Bottom left photo, Lateral view of my cervical spine. Click on bottom right photo for view of Normal X-ray (courtesy Wikipedia)
So what does all this really mean? Physiologically, it means pinched nerves (my face and fingers would sometimes go numb), tight muscles, strained neck ligaments, neck pain and debilitating migraine headaches. But, more importantly, it meant I had an answer! It suddenly all made sense.
I am now in treatment to decompress the discs, realign my neck (to halt and correct the scoliosis), and eventually regain the natural cervical curve (concave, posteriorly) . I am told this may take several months, or possibly over one year to achieve. That's okay! Already, after only one month of treatment, the migraines have lessened in frequency and duration. I am beginning to believe my future bears the promise of normalcy. Help is available. I don't have to be a slave to pain and pain-killers. I have hope once again.
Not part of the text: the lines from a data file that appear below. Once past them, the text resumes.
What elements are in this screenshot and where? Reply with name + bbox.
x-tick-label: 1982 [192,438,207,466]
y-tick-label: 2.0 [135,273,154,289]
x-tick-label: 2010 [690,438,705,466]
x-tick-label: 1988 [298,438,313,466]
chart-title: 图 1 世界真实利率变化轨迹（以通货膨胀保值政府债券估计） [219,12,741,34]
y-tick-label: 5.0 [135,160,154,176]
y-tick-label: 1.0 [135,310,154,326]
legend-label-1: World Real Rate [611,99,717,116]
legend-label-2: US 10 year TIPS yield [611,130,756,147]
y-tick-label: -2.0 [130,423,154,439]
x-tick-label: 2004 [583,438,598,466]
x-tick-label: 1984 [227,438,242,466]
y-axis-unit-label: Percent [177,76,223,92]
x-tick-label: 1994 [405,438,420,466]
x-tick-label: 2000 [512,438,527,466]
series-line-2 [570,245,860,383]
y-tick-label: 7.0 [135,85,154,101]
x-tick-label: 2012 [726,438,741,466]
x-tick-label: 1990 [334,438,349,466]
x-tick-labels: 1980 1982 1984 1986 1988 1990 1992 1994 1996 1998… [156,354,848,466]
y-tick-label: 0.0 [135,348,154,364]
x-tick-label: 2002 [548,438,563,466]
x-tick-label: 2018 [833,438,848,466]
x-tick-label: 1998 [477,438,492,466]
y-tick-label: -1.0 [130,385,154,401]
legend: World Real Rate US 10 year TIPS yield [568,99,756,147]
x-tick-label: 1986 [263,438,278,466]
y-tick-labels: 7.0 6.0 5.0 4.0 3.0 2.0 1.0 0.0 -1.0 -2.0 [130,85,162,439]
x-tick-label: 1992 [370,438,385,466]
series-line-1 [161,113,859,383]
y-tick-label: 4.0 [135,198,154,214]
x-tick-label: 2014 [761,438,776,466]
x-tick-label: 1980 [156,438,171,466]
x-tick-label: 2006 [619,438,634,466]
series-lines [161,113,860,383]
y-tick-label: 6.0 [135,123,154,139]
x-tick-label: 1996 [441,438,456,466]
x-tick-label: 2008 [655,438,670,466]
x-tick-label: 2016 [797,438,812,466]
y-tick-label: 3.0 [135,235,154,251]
UPDATE April 2012 I have good news to report! It has been almost one year since I began chiropractic treatment and my migraines are infrequent now, and the numbness and tingling down my arm has completely gone. Also, my neck curvature is beginning to correct - from a reverse curve of 9 degrees to a proper curve of 19 degrees. The two vertebrae which were touching and grinding are now apart, and the disc space has gained 1 mm (which is a good thing, as my vertebrae are not at risk of fusing together). Apparently, I have a stubborn neck which may never fully regenerate, but I am a world away from the agony which gripped my life one year ago.